From this point of view, the dual radiation ability of PrPsc aggregates (see above), i.e. the modulation of the polarization vectors of the internal information photon flow through the growing PrPsc protein mass in the brain, which is abnormal from the point of view of the biosystem, acquires an unexpected importance in explaining the mechanisms of prion pathogenesis.

It is typical that the success of experimental quantum teleportation was achieved especially because waveguides (light guides) were used to produce, dilute and “program” photons in space.

UV pumped lasers and polarizers. The bioanalogs of the above components are the microtubules of the cell nucleus and cytoplasm, coherent DNA and chromosomes. The latter are also informational biopolarizers of their own laser radiation, and our direct experiments [Agaltsov, Garyaev et al, 1996] showed that DNA and chromosomes are laser-active media, which was actually confirmed by Japanese researchers, but somewhat differently [Kawabe et al, 2002]. .

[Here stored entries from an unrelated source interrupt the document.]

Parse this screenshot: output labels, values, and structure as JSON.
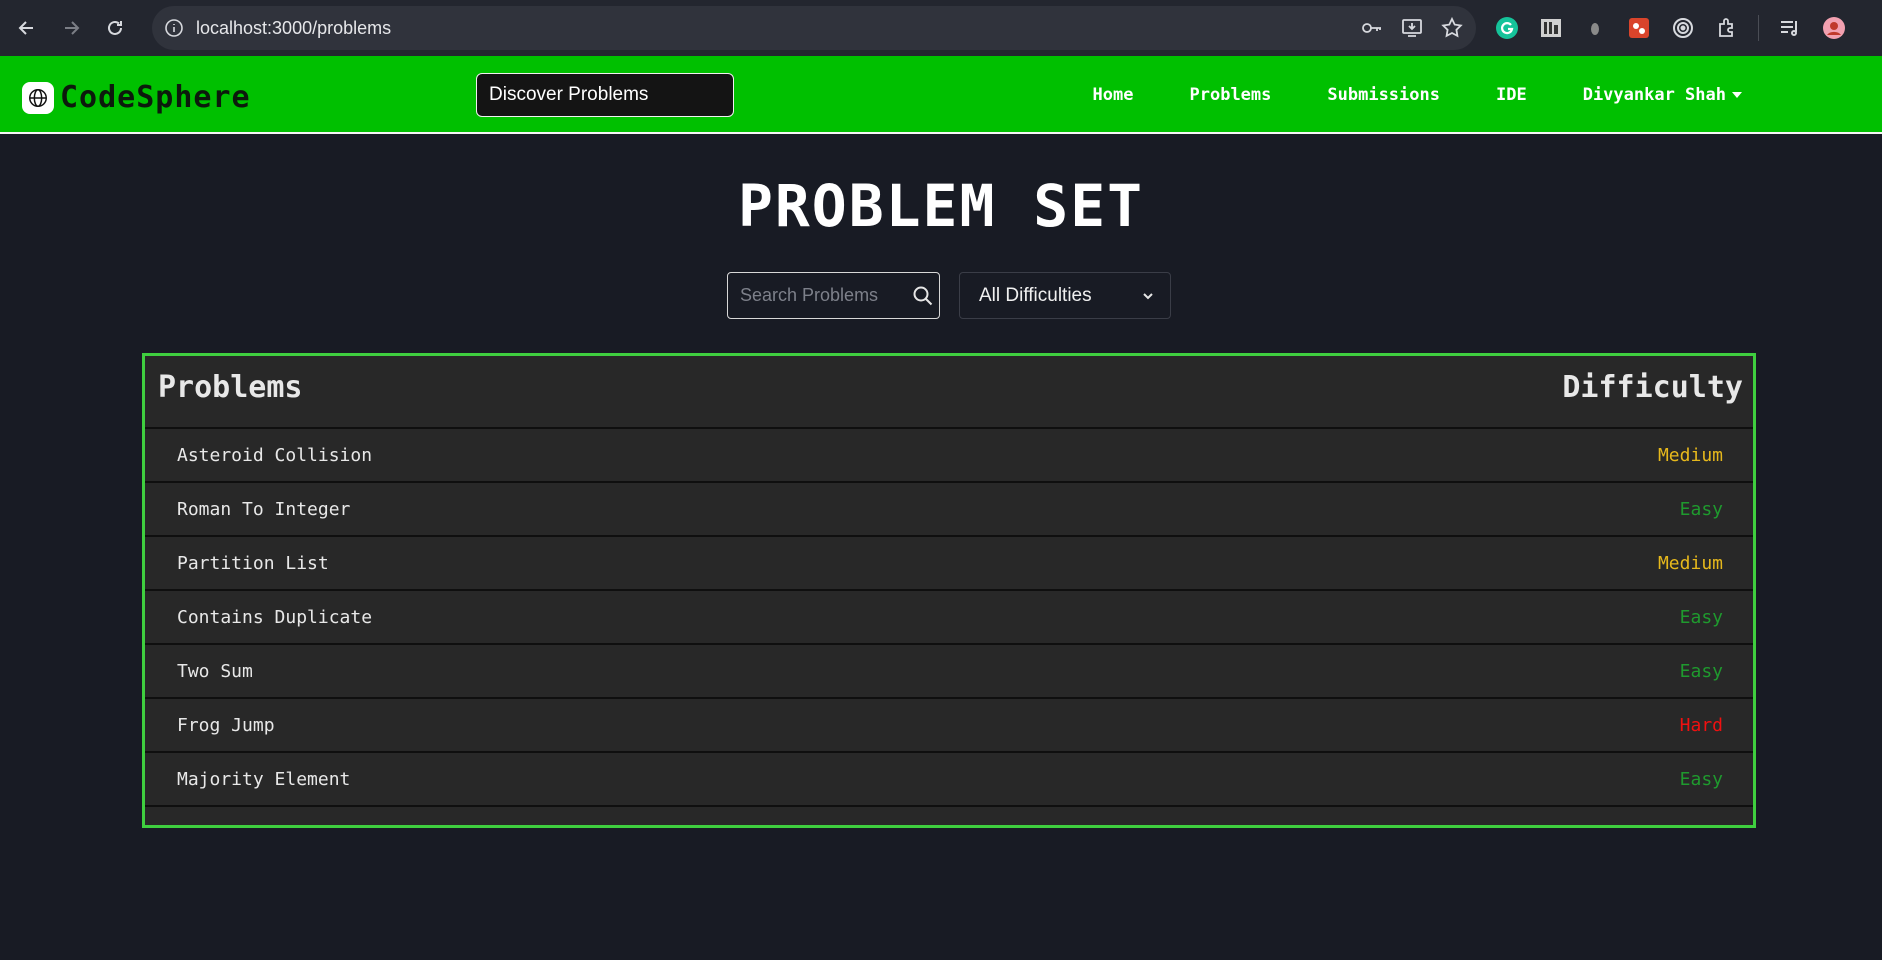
{
  "browser": {
    "url": "localhost:3000/problems",
    "extensions": [
      "grammarly-icon",
      "reader-icon",
      "mouse-icon",
      "puzzle-red-icon",
      "target-icon",
      "extensions-icon",
      "media-queue-icon",
      "profile-avatar"
    ]
  },
  "navbar": {
    "brand": "CodeSphere",
    "discover_label": "Discover Problems",
    "links": [
      "Home",
      "Problems",
      "Submissions",
      "IDE"
    ],
    "user": "Divyankar Shah"
  },
  "page": {
    "title": "PROBLEM SET",
    "search_placeholder": "Search Problems",
    "difficulty_filter": "All Difficulties"
  },
  "table": {
    "headers": {
      "problems": "Problems",
      "difficulty": "Difficulty"
    },
    "rows": [
      {
        "name": "Asteroid Collision",
        "difficulty": "Medium"
      },
      {
        "name": "Roman To Integer",
        "difficulty": "Easy"
      },
      {
        "name": "Partition List",
        "difficulty": "Medium"
      },
      {
        "name": "Contains Duplicate",
        "difficulty": "Easy"
      },
      {
        "name": "Two Sum",
        "difficulty": "Easy"
      },
      {
        "name": "Frog Jump",
        "difficulty": "Hard"
      },
      {
        "name": "Majority Element",
        "difficulty": "Easy"
      }
    ]
  },
  "colors": {
    "navbar_bg": "#00c000",
    "table_border": "#3fcf3f",
    "easy": "#1f9a2e",
    "medium": "#e6b81c",
    "hard": "#f01010"
  }
}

Suppose the EPR factor in vivo it functions as a factor controlling the current state of an adult organism from micro and macro level to macro level. But how is it realized in embryogenesis? Perhaps it serves as a mediator of intra- and intra-cellular transfer of DNA-RNA wave copies in different phases of their multifaceted complex operation. It is possible that the VIM effects on DNA preparations independently obtained by us in 1985 and 1991 and by R. Pecora's group in the USA in 1990 are the result of the local quantum teleportation occurring spontaneously during the laser probing of DNA gels due to the dynamic laser light. -scattering spectroscopy. It seems that in this version of the interaction of coherent photons and biostructures, the latter can behave as a liquid crystal system of optically active light guides, which spatially divides polarized photons, with the following exchange of information between them. Another effect is realized in the same system with a new type of memory of genetic structures based on the Fermi-Pasta-Ulam phenomenon. This is accompanied by the appearance of isomorphic temporal autocorrelation functions of light scattering and VIM effects when examining DNA preparations, E. coli 50S subunits and collagen ribosomes [Garyaev, 1994].

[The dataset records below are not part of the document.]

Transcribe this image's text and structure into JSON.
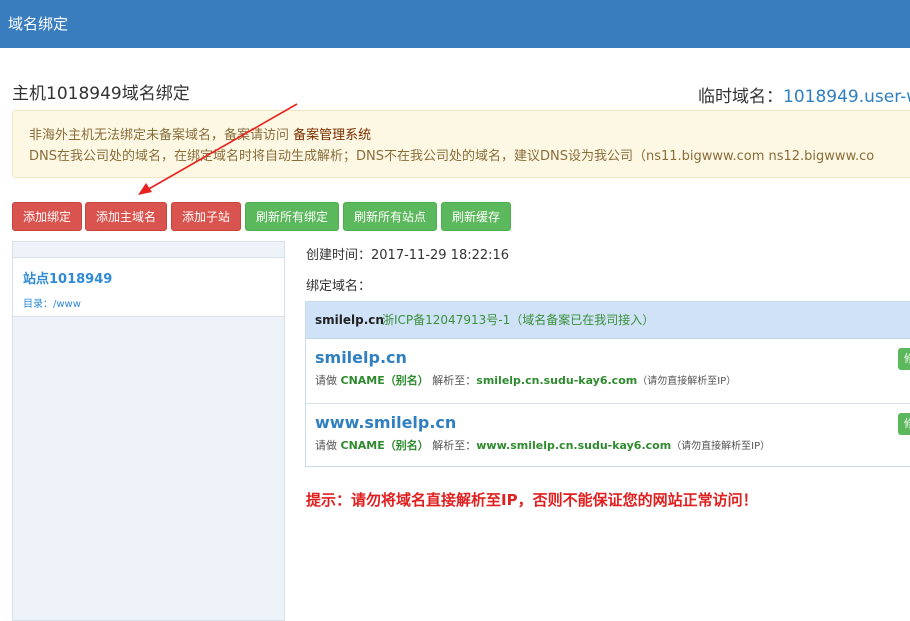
{
  "topbar": {
    "title": "域名绑定"
  },
  "header": {
    "host_title": "主机1018949域名绑定",
    "temp_domain_label": "临时域名：",
    "temp_domain_value": "1018949.user-w"
  },
  "alert": {
    "line1_text": "非海外主机无法绑定未备案域名，备案请访问 ",
    "line1_link": "备案管理系统",
    "line2": "DNS在我公司处的域名，在绑定域名时将自动生成解析；DNS不在我公司处的域名，建议DNS设为我公司（ns11.bigwww.com ns12.bigwww.co"
  },
  "buttons": {
    "add_binding": "添加绑定",
    "add_main_domain": "添加主域名",
    "add_subsite": "添加子站",
    "refresh_bindings": "刷新所有绑定",
    "refresh_sites": "刷新所有站点",
    "refresh_cache": "刷新缓存"
  },
  "sidebar": {
    "site_name": "站点1018949",
    "site_dir": "目录：/www"
  },
  "detail": {
    "created": "创建时间：2017-11-29 18:22:16",
    "bind_label": "绑定域名：",
    "head_domain": "smilelp.cn",
    "head_icp": "浙ICP备12047913号-1（域名备案已在我司接入）",
    "entries": [
      {
        "domain": "smilelp.cn",
        "prefix": "请做 ",
        "cname": "CNAME（别名）",
        "mid": " 解析至：",
        "target": "smilelp.cn.sudu-kay6.com",
        "note": "（请勿直接解析至IP）",
        "edit": "修"
      },
      {
        "domain": "www.smilelp.cn",
        "prefix": "请做 ",
        "cname": "CNAME（别名）",
        "mid": " 解析至：",
        "target": "www.smilelp.cn.sudu-kay6.com",
        "note": "（请勿直接解析至IP）",
        "edit": "修"
      }
    ]
  },
  "tip": "提示：请勿将域名直接解析至IP，否则不能保证您的网站正常访问！",
  "colors": {
    "topbar": "#3a7dbf",
    "red_button": "#d9534f",
    "green_button": "#5cb85c",
    "link_blue": "#2f7fc1",
    "warning_red": "#e02020",
    "annotation_arrow": "#e8231f"
  }
}
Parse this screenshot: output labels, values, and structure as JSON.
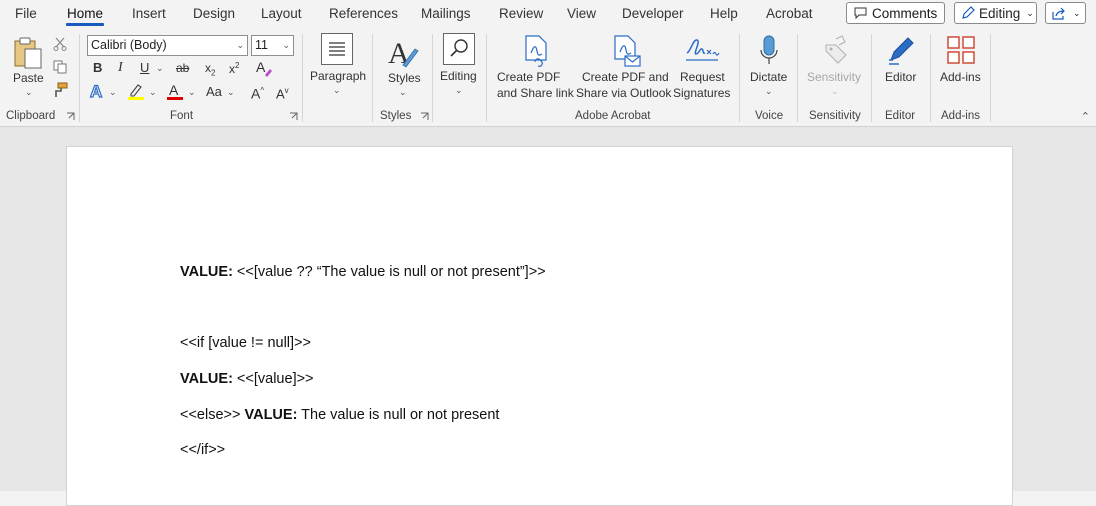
{
  "menu": {
    "tabs": [
      "File",
      "Home",
      "Insert",
      "Design",
      "Layout",
      "References",
      "Mailings",
      "Review",
      "View",
      "Developer",
      "Help",
      "Acrobat"
    ],
    "active": "Home",
    "comments_label": "Comments",
    "editing_label": "Editing"
  },
  "ribbon": {
    "clipboard": {
      "paste": "Paste",
      "group": "Clipboard"
    },
    "font": {
      "name": "Calibri (Body)",
      "size": "11",
      "group": "Font",
      "change_case": "Aa"
    },
    "paragraph": {
      "label": "Paragraph"
    },
    "styles": {
      "label": "Styles",
      "group": "Styles"
    },
    "editing": {
      "label": "Editing"
    },
    "acrobat": {
      "create_pdf_line1": "Create PDF",
      "create_pdf_line2": "and Share link",
      "outlook_line1": "Create PDF and",
      "outlook_line2": "Share via Outlook",
      "request_line1": "Request",
      "request_line2": "Signatures",
      "group": "Adobe Acrobat"
    },
    "voice": {
      "label": "Dictate",
      "group": "Voice"
    },
    "sensitivity": {
      "label": "Sensitivity",
      "group": "Sensitivity"
    },
    "editor": {
      "label": "Editor",
      "group": "Editor"
    },
    "addins": {
      "label": "Add-ins",
      "group": "Add-ins"
    }
  },
  "colors": {
    "accent": "#185abd",
    "highlight": "#ffff00",
    "font_color": "#e00000",
    "addins": "#d04a3a"
  },
  "document": {
    "line1_bold": "VALUE:",
    "line1_text": " <<[value ?? “The value is null or not present”]>>",
    "line2_text": "<<if [value != null]>>",
    "line3_bold": "VALUE:",
    "line3_text": " <<[value]>>",
    "line4_pre": "<<else>> ",
    "line4_bold": "VALUE:",
    "line4_text": " The value is null or not present",
    "line5_text": "<</if>>"
  }
}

If the EPR factor operates in biosystems, it is logical to ask why organisms are not limited to such an efficient form of immediate bioinformational operation. Why would a biosystem need slow nerve impulses? We can only assume that higher organisms needed the nervous system to slow down too fast information processes, which the evolution of the biosphere has not yet achieved. Perhaps the quantum nonlocality functions of the nervous system and the genome complement each other and coexist, sometimes giving rise to human-computer paranormal abilities or telepathy.

Figure 3. Cloning route of in vivo associates (hybrids) of parasite proteins. Proteins 1 + 2 – non-covalent association of subunits, for example in complex proteins such as RNA polymerase.